Right now I’m a little confused. What is the aim of the field “current compliant status”? The helptext says the following, which is reasonable to me, I would set to “compliant” and set in turn the compliance efficacy to 10 %.
But now in the Mitigation Tab we have the following helptext, which tells me the contrary:
What is the preferred way to input in Eramba if we are not yet compliant but want to be?
This has come up a few times so is evidently not clear, our intention was to document:
- what your intention is (the current compliance status…which is wrongly named…it should be “Strategy”)
- what you use to deal with that intention (controls, policies, projects, etc)

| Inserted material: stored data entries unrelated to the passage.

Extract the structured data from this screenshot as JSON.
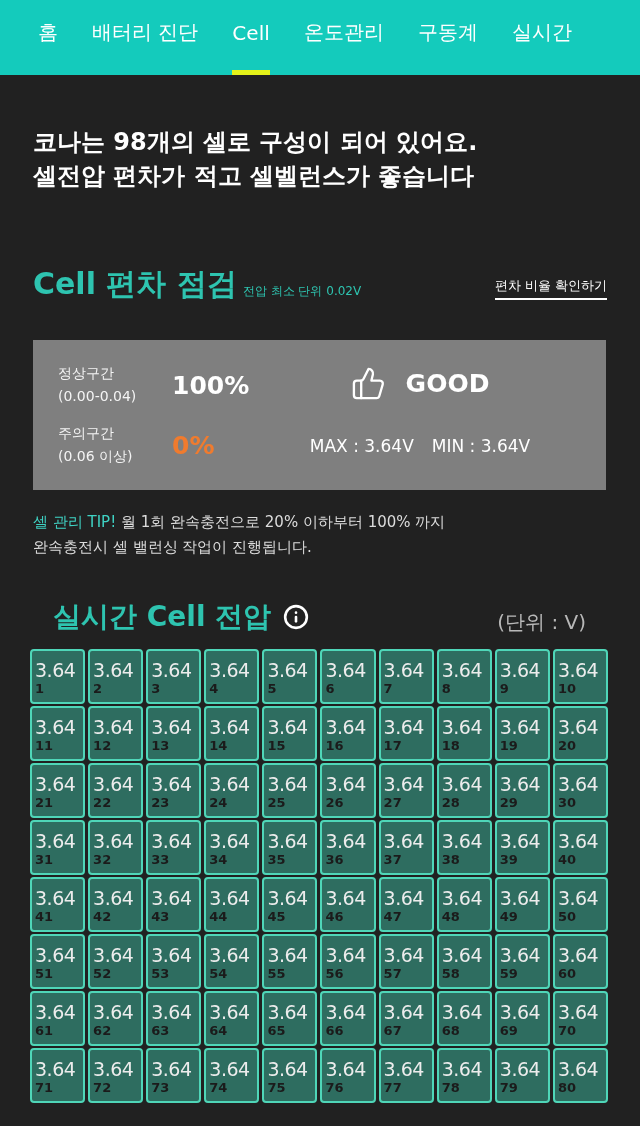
{
  "nav": {
    "tabs": [
      {
        "label": "홈",
        "selected": false
      },
      {
        "label": "배터리 진단",
        "selected": false
      },
      {
        "label": "Cell",
        "selected": true
      },
      {
        "label": "온도관리",
        "selected": false
      },
      {
        "label": "구동계",
        "selected": false
      },
      {
        "label": "실시간",
        "selected": false
      }
    ]
  },
  "intro": {
    "lines": [
      "코나는 98개의 셀로 구성이 되어 있어요.",
      "셀전압 편차가 적고 셀벨런스가 좋습니다"
    ]
  },
  "deviation_check": {
    "title": "Cell 편차 점검",
    "subtitle": "전압 최소 단위 0.02V",
    "link": "편차 비율 확인하기",
    "zones": [
      {
        "kind": "normal",
        "name": "정상구간",
        "range": "(0.00-0.04)",
        "percent": "100%"
      },
      {
        "kind": "warning",
        "name": "주의구간",
        "range": "(0.06 이상)",
        "percent": "0%"
      }
    ],
    "verdict": "GOOD",
    "max": "MAX : 3.64V",
    "min": "MIN : 3.64V"
  },
  "tip": {
    "label": "셀 관리 TIP!",
    "text": "월 1회 완속충전으로 20% 이하부터 100% 까지 완속충전시 셀 밸런싱 작업이 진행됩니다."
  },
  "cell_voltages": {
    "title": "실시간 Cell 전압",
    "unit": "(단위 : V)",
    "cells": [
      {
        "value": "3.64",
        "number": "1"
      },
      {
        "value": "3.64",
        "number": "2"
      },
      {
        "value": "3.64",
        "number": "3"
      },
      {
        "value": "3.64",
        "number": "4"
      },
      {
        "value": "3.64",
        "number": "5"
      },
      {
        "value": "3.64",
        "number": "6"
      },
      {
        "value": "3.64",
        "number": "7"
      },
      {
        "value": "3.64",
        "number": "8"
      },
      {
        "value": "3.64",
        "number": "9"
      },
      {
        "value": "3.64",
        "number": "10"
      },
      {
        "value": "3.64",
        "number": "11"
      },
      {
        "value": "3.64",
        "number": "12"
      },
      {
        "value": "3.64",
        "number": "13"
      },
      {
        "value": "3.64",
        "number": "14"
      },
      {
        "value": "3.64",
        "number": "15"
      },
      {
        "value": "3.64",
        "number": "16"
      },
      {
        "value": "3.64",
        "number": "17"
      },
      {
        "value": "3.64",
        "number": "18"
      },
      {
        "value": "3.64",
        "number": "19"
      },
      {
        "value": "3.64",
        "number": "20"
      },
      {
        "value": "3.64",
        "number": "21"
      },
      {
        "value": "3.64",
        "number": "22"
      },
      {
        "value": "3.64",
        "number": "23"
      },
      {
        "value": "3.64",
        "number": "24"
      },
      {
        "value": "3.64",
        "number": "25"
      },
      {
        "value": "3.64",
        "number": "26"
      },
      {
        "value": "3.64",
        "number": "27"
      },
      {
        "value": "3.64",
        "number": "28"
      },
      {
        "value": "3.64",
        "number": "29"
      },
      {
        "value": "3.64",
        "number": "30"
      },
      {
        "value": "3.64",
        "number": "31"
      },
      {
        "value": "3.64",
        "number": "32"
      },
      {
        "value": "3.64",
        "number": "33"
      },
      {
        "value": "3.64",
        "number": "34"
      },
      {
        "value": "3.64",
        "number": "35"
      },
      {
        "value": "3.64",
        "number": "36"
      },
      {
        "value": "3.64",
        "number": "37"
      },
      {
        "value": "3.64",
        "number": "38"
      },
      {
        "value": "3.64",
        "number": "39"
      },
      {
        "value": "3.64",
        "number": "40"
      },
      {
        "value": "3.64",
        "number": "41"
      },
      {
        "value": "3.64",
        "number": "42"
      },
      {
        "value": "3.64",
        "number": "43"
      },
      {
        "value": "3.64",
        "number": "44"
      },
      {
        "value": "3.64",
        "number": "45"
      },
      {
        "value": "3.64",
        "number": "46"
      },
      {
        "value": "3.64",
        "number": "47"
      },
      {
        "value": "3.64",
        "number": "48"
      },
      {
        "value": "3.64",
        "number": "49"
      },
      {
        "value": "3.64",
        "number": "50"
      },
      {
        "value": "3.64",
        "number": "51"
      },
      {
        "value": "3.64",
        "number": "52"
      },
      {
        "value": "3.64",
        "number": "53"
      },
      {
        "value": "3.64",
        "number": "54"
      },
      {
        "value": "3.64",
        "number": "55"
      },
      {
        "value": "3.64",
        "number": "56"
      },
      {
        "value": "3.64",
        "number": "57"
      },
      {
        "value": "3.64",
        "number": "58"
      },
      {
        "value": "3.64",
        "number": "59"
      },
      {
        "value": "3.64",
        "number": "60"
      },
      {
        "value": "3.64",
        "number": "61"
      },
      {
        "value": "3.64",
        "number": "62"
      },
      {
        "value": "3.64",
        "number": "63"
      },
      {
        "value": "3.64",
        "number": "64"
      },
      {
        "value": "3.64",
        "number": "65"
      },
      {
        "value": "3.64",
        "number": "66"
      },
      {
        "value": "3.64",
        "number": "67"
      },
      {
        "value": "3.64",
        "number": "68"
      },
      {
        "value": "3.64",
        "number": "69"
      },
      {
        "value": "3.64",
        "number": "70"
      },
      {
        "value": "3.64",
        "number": "71"
      },
      {
        "value": "3.64",
        "number": "72"
      },
      {
        "value": "3.64",
        "number": "73"
      },
      {
        "value": "3.64",
        "number": "74"
      },
      {
        "value": "3.64",
        "number": "75"
      },
      {
        "value": "3.64",
        "number": "76"
      },
      {
        "value": "3.64",
        "number": "77"
      },
      {
        "value": "3.64",
        "number": "78"
      },
      {
        "value": "3.64",
        "number": "79"
      },
      {
        "value": "3.64",
        "number": "80"
      }
    ]
  }
}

- how you actually are doing (the status of the control, policies etc)
we need to clear up this a little bit … https://github.com/eramba/eramba_v2/issues/2158
does my explanation help to understand?
Yes it does, thanks. So the text for the “compliance status” is correct but it should be adjusted in the mitigation tab.

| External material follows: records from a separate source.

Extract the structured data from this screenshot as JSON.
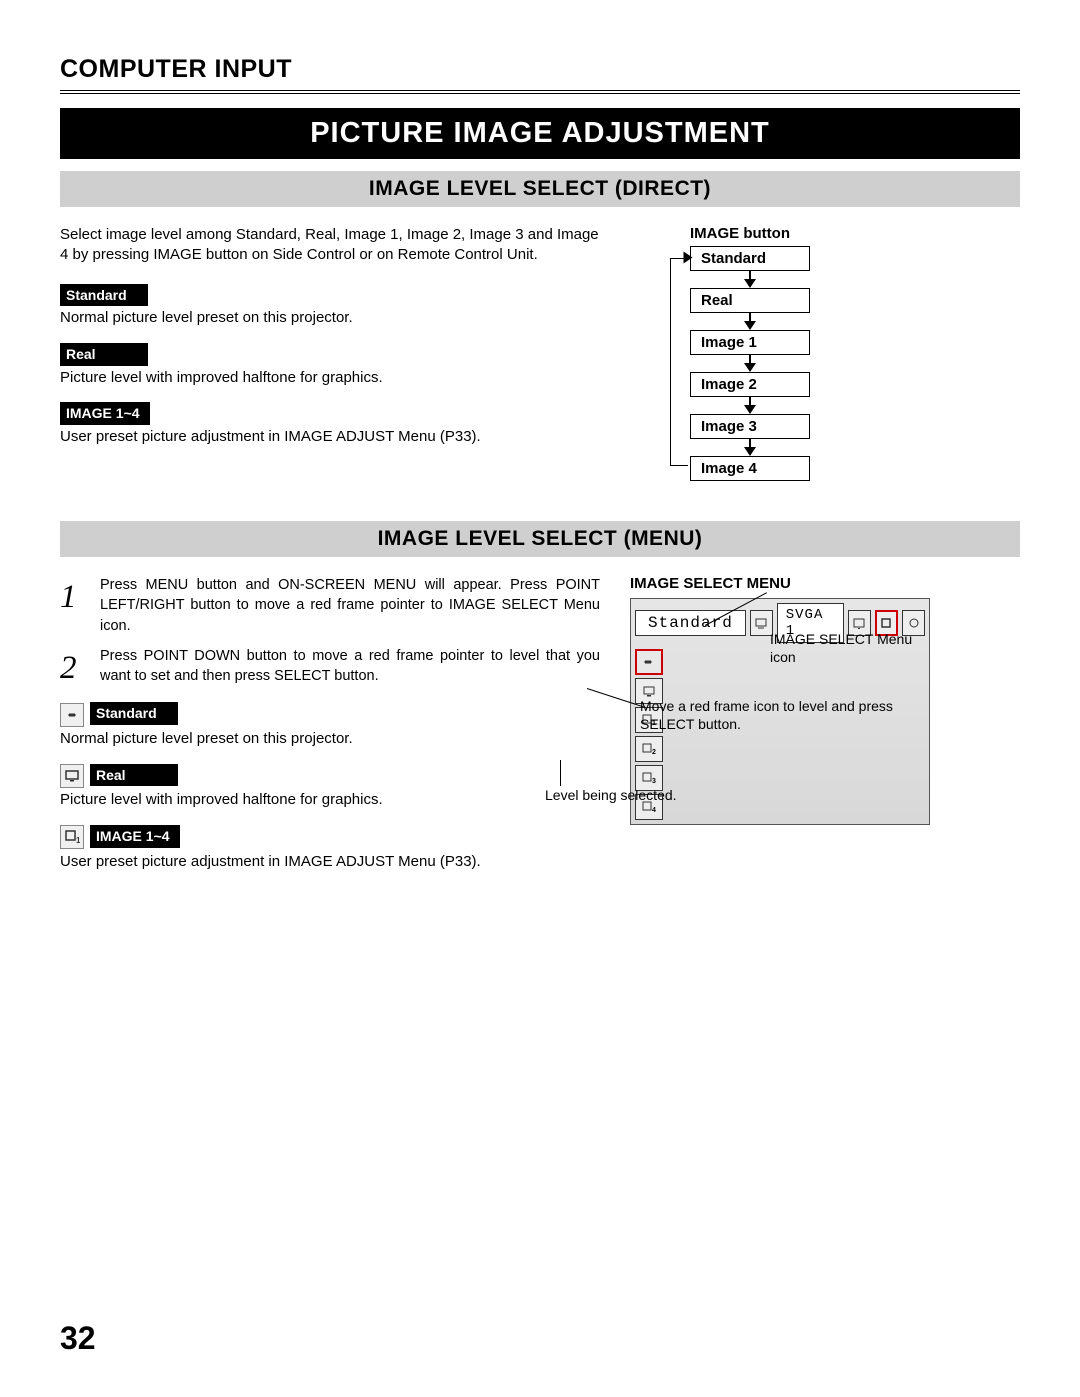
{
  "chapter": "COMPUTER INPUT",
  "banner": "PICTURE IMAGE ADJUSTMENT",
  "section1": {
    "title": "IMAGE LEVEL SELECT (DIRECT)",
    "intro": "Select image level among Standard, Real, Image 1, Image 2, Image 3 and Image 4 by pressing IMAGE button on Side Control or on Remote Control Unit.",
    "items": [
      {
        "tag": "Standard",
        "desc": "Normal picture level preset on this projector."
      },
      {
        "tag": "Real",
        "desc": "Picture level with improved halftone for graphics."
      },
      {
        "tag": "IMAGE 1~4",
        "desc": "User preset picture adjustment in IMAGE ADJUST Menu (P33)."
      }
    ],
    "flow": {
      "title": "IMAGE button",
      "states": [
        "Standard",
        "Real",
        "Image 1",
        "Image 2",
        "Image 3",
        "Image 4"
      ]
    }
  },
  "section2": {
    "title": "IMAGE LEVEL SELECT (MENU)",
    "steps": [
      {
        "num": "1",
        "text": "Press MENU button and ON-SCREEN MENU will appear.  Press POINT LEFT/RIGHT button to move a red frame pointer to IMAGE SELECT Menu icon."
      },
      {
        "num": "2",
        "text": "Press POINT DOWN button to move a red frame pointer to level that you want to set and then press SELECT button."
      }
    ],
    "items": [
      {
        "tag": "Standard",
        "desc": "Normal picture level preset on this projector."
      },
      {
        "tag": "Real",
        "desc": "Picture level with improved halftone for graphics."
      },
      {
        "tag": "IMAGE 1~4",
        "desc": "User preset picture adjustment in IMAGE ADJUST Menu (P33)."
      }
    ],
    "menu": {
      "title": "IMAGE SELECT MENU",
      "label": "Standard",
      "mode": "SVGA 1",
      "side_labels": [
        "",
        "",
        "1",
        "2",
        "3",
        "4"
      ],
      "callout1": "IMAGE SELECT Menu icon",
      "callout2": "Move a red frame icon to level and press SELECT button.",
      "callout3": "Level being selected."
    }
  },
  "page_number": "32"
}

This way it absolutely makes sense.
for: Compliance Strategy
Select one or more controls (from Control Catalogue / Security Services) used to mitigate this compliance requirement. If you havent got controls you can still select mitigation policies or alternatively, set this requirement as “Not Compliant” and create a “Mitigation Project”
Select one or more controls (from Control Catalogue / Security Services) used to mitigate this compliance requirement.